Yet, at ₹101, the stock trades at less than six times its 2015-16 earnings, a 50 per cent discount to its peer Coromandel International.
This is after adjusting for its equity investment in Gujarat Alkalies, GNFC and Gujarat Industries Power Company (GIPCL), which amounts to ₹13 per share.
Investors with a three-to-five year perspective can use any price correction to buy the stock. Improving profitability in the existing business and revenue from capacity expansions will drive the company’s growth over the long term.
Both engines firing
After declining sharply in 2013-14, GSFC’s operating profit margin has vaulted to 12.8 per cent in the June 2014 quarter from barely 4 per cent last June, aided by improved profitability in its fertiliser and chemical segment.
Reduction in fertiliser inventory with dealers — from around four million tonnes last April to 1.3 million tonnes now — boosted primary sales.
Also, availability of key raw material — phosphoric acid — from its joint venture company TIFERT, Tunisia, enabled GSFC scale up fertiliser production and sales.
Strong demand for fertilisers and availability of phosphoric acid should help the company achieve healthy volume growth, in excess of 20 per cent, in 2014-15. Change in GSFC’s strategy to focus on profitability instead of revenues, particularly for its chemicals segment, is paying off.
Its prudent decision to desist from using the expensive RLNG to manufacture methanol due to non-availability of cheap gas, helped improve the segment’s operating profit margin- from 1.3 per cent in the June 2013 quarter to 9.6 per cent this year. Improvement in the profit margin for its key product, caprolactum (used in tyre manufacturing), on account of higher realisation and fall in price of its key raw material, benzene, also enabled the company improve its chemicals segment’s margin.
Rationalising costs
Higher realisation on caprolactum due to recovery in nylon demand and softer benzene prices on the back of increasing supplies from the US refineries should aid margin improvement in the forthcoming quarters.
Higher wind power generation enabled the company reduce its power and fuel expense as a proportion of revenue from 9.8 per cent in June 2013 to 8.5 per cent in the recent June quarter.
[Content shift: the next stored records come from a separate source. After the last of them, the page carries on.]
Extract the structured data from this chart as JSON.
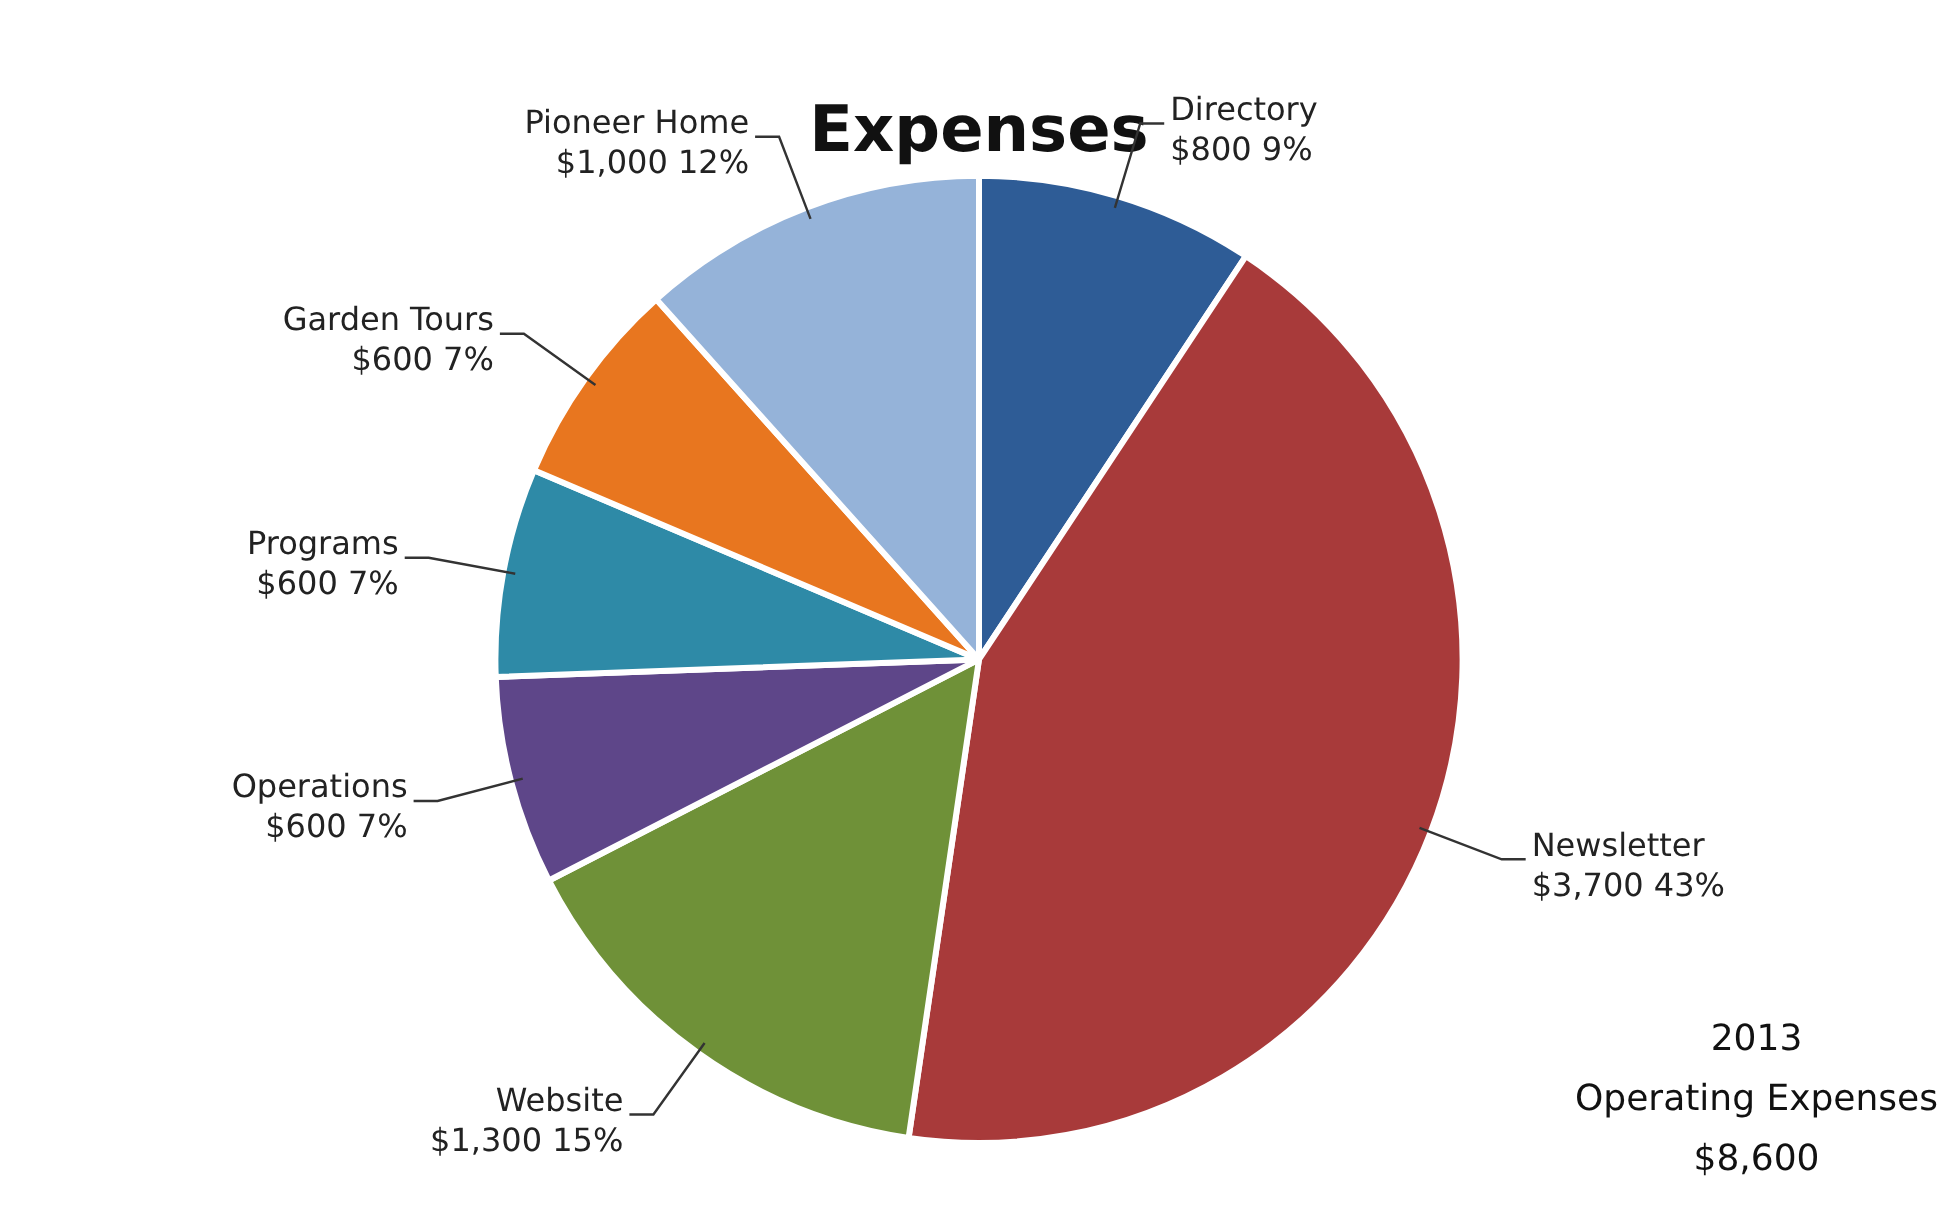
{
  "chart_data": {
    "type": "pie",
    "title": "Expenses",
    "categories": [
      "Directory",
      "Newsletter",
      "Website",
      "Operations",
      "Programs",
      "Garden Tours",
      "Pioneer Home"
    ],
    "values": [
      800,
      3700,
      1300,
      600,
      600,
      600,
      1000
    ],
    "value_labels": [
      "$800 9%",
      "$3,700 43%",
      "$1,300 15%",
      "$600 7%",
      "$600 7%",
      "$600 7%",
      "$1,000 12%"
    ],
    "colors": [
      "#2e5c96",
      "#a83a3a",
      "#6f9138",
      "#5e4689",
      "#2e8aa7",
      "#e8761f",
      "#95b3d9"
    ],
    "legend": false,
    "annotations": [
      "2013",
      "Operating Expenses",
      "$8,600"
    ]
  }
}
With the commissioning of its 29.4 MW wind power project last quarter, the total wind power capacity now stands at 152.8 MW. In addition to this, the company is in the process of securing long-term supplies of cheaper thermal power.
This will further help the company curtail its power and fuel expense in the long term too.
GSFC’s new Nylon 6 plant (15,000 tpa) at Vadodara is likely to be commissioned by early next year.
This may add ₹265-300 crore to the company’s 2015-16 revenues.
Also, its water soluble fertiliser plant is expected to commence operation by early 2015-16, which should add to its revenues and profits.
The 15,000 tpa high-grade nylon chip plant is expected to be operational by early 2015-16.
Other capacity expansion initiatives such as the 0.5 million tpa complex fertiliser unit at Sikka (Gujarat), 40,000 tpa greenfield melamine plant and the one lakh tpa caprolactam plant will drive GSFC’s revenue and profit growth over the next three-to-five years.
The company also plans to consolidate the financials of its investment companies — GNFC, GIPCL and TIFERT — which can further boost its consolidated earnings.
Further, any positive development in the company’s legal tussle with the Fertiliser Ministry over recovery of subsidy on ammonium sulphate sold, beginning April 2010 and discontinuation of subsidy for the product, may also benefit GSFC.